Siège du ministère de la Santé, à Bab Saadoun (Tunis).

Dignes successeurs du grand Caton l’ancien auquel on attribue l’idée de la destruction de la toute puissante Carthage au cours de la troisième guerre punique («Carthago delenda est !»), ces bourreaux des établissements publics de santé ne cessent depuis plus de 10 ans de réduire en ruine les efforts colossaux déployés par leurs maîtres qui ont hissé la médecine tunisienne sur les plus hautes marches du savoir.

Par Pr Fathi El Younsi *

Depuis l’avènement de cette funeste révolution, la terrifiante passivité de toutes les autorités concernées, de la présidence du gouvernement au ministère de la Santé, en passant par le Conseil national de l’ordre des médecins, le ministère de l’Enseignement supérieur et l’Instance nationale de lutte contre la corruption, alertées à maintes reprises à travers des courriers ou des publications dans la plupart des journaux de la place sur l’étendue du désastre qui frappe de plein fouet nos hôpitaux, ne peut susciter en nous que de l’horreur et de la stupéfaction, profondément dubitatifs sur la crédibilité que peut accorder le citoyen tunisien à ses propres institutions.**

L’incompétence, le copinage et le favoritisme détruisent l’hôpital public

De quel droit reconduit-on presque tacitement, avec une indécence et une arrogance hors du commun, un chef de service jusqu’à l’âge de 70 ans, 5 ans au-delà de l’âge légal de la retraite à la tête d’un service de médecine interne alors qu’il est réanimateur de formation, se voyant de surcroît attribuer une unité de recherche en immunologie depuis une dizaine d’années (sic !), en conflit permanent avec un personnel paramédical qui ne lui voue aucun respect, le ridiculisant à tout bout de champ au point de porter l’affaire devant les tribunaux, passant sous silence tous les dépassements d’une activité privée complémentaire (APC) sauvage et d’un hôpital de jour taillé sur mesure, indifférent à toute la saleté qui envahit l’unité d’hémodialyse et favorise la transmission des infections nosocomiales, insoucieux de l’absence de grande visite hebdomadaire des malades depuis plusieurs années avec un encadrement des jeunes médecins laissant à désirer, jouant des coudes pour se présenter aux premiers rangs en apparat de bloc opératoire à chaque visite de l’autorité de tutelle à l’hôpital…?

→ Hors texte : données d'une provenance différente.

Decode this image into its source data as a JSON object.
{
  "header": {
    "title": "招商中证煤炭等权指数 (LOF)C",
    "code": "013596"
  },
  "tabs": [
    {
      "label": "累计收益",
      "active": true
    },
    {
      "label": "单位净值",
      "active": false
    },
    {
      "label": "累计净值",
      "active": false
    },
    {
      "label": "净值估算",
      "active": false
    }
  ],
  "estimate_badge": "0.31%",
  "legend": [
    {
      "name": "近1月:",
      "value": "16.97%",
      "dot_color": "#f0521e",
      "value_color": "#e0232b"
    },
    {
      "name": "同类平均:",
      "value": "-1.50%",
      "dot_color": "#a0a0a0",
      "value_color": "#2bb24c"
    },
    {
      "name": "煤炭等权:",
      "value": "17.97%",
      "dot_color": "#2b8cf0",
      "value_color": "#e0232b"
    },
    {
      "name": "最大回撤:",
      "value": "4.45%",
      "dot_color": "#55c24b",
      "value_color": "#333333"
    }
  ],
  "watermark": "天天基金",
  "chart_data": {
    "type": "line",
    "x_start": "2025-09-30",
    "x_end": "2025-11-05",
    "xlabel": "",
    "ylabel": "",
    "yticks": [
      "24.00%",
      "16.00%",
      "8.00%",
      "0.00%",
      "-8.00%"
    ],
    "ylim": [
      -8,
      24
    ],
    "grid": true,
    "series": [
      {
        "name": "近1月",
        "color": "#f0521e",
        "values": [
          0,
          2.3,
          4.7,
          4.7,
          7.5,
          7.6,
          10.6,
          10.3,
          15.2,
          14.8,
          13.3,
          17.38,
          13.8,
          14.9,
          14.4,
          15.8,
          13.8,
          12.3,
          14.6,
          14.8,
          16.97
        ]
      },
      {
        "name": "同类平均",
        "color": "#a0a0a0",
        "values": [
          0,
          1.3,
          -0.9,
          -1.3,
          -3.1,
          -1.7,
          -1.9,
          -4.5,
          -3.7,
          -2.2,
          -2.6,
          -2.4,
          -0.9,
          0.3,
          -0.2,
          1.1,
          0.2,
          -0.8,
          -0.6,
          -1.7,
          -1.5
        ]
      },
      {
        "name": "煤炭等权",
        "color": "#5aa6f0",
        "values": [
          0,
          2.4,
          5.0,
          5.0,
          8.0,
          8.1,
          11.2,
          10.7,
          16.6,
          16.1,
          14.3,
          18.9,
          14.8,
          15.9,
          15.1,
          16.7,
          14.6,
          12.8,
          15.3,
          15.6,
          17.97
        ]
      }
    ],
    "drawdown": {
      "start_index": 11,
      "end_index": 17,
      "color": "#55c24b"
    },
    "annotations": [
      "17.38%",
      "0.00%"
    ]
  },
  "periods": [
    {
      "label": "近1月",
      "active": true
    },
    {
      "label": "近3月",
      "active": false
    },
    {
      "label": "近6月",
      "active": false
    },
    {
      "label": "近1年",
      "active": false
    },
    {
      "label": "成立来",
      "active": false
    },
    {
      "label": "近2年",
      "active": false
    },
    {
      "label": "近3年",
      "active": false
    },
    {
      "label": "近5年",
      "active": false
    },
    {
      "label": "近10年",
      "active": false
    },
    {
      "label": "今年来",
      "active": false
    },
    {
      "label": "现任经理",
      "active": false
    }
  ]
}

Bref, un comportement honteux, loin d’être unique en son genre, où la mesquinerie et l’ignominie occupent le premier plan. Voilà un concentré non exhaustif des effets profondément délétères de choix arbitraires, fondés exclusivement sur des considérations politiques malsaines, sur l’incompétence, le copinage et le favoritisme d’une époque que l’on croyait naïvement révolue.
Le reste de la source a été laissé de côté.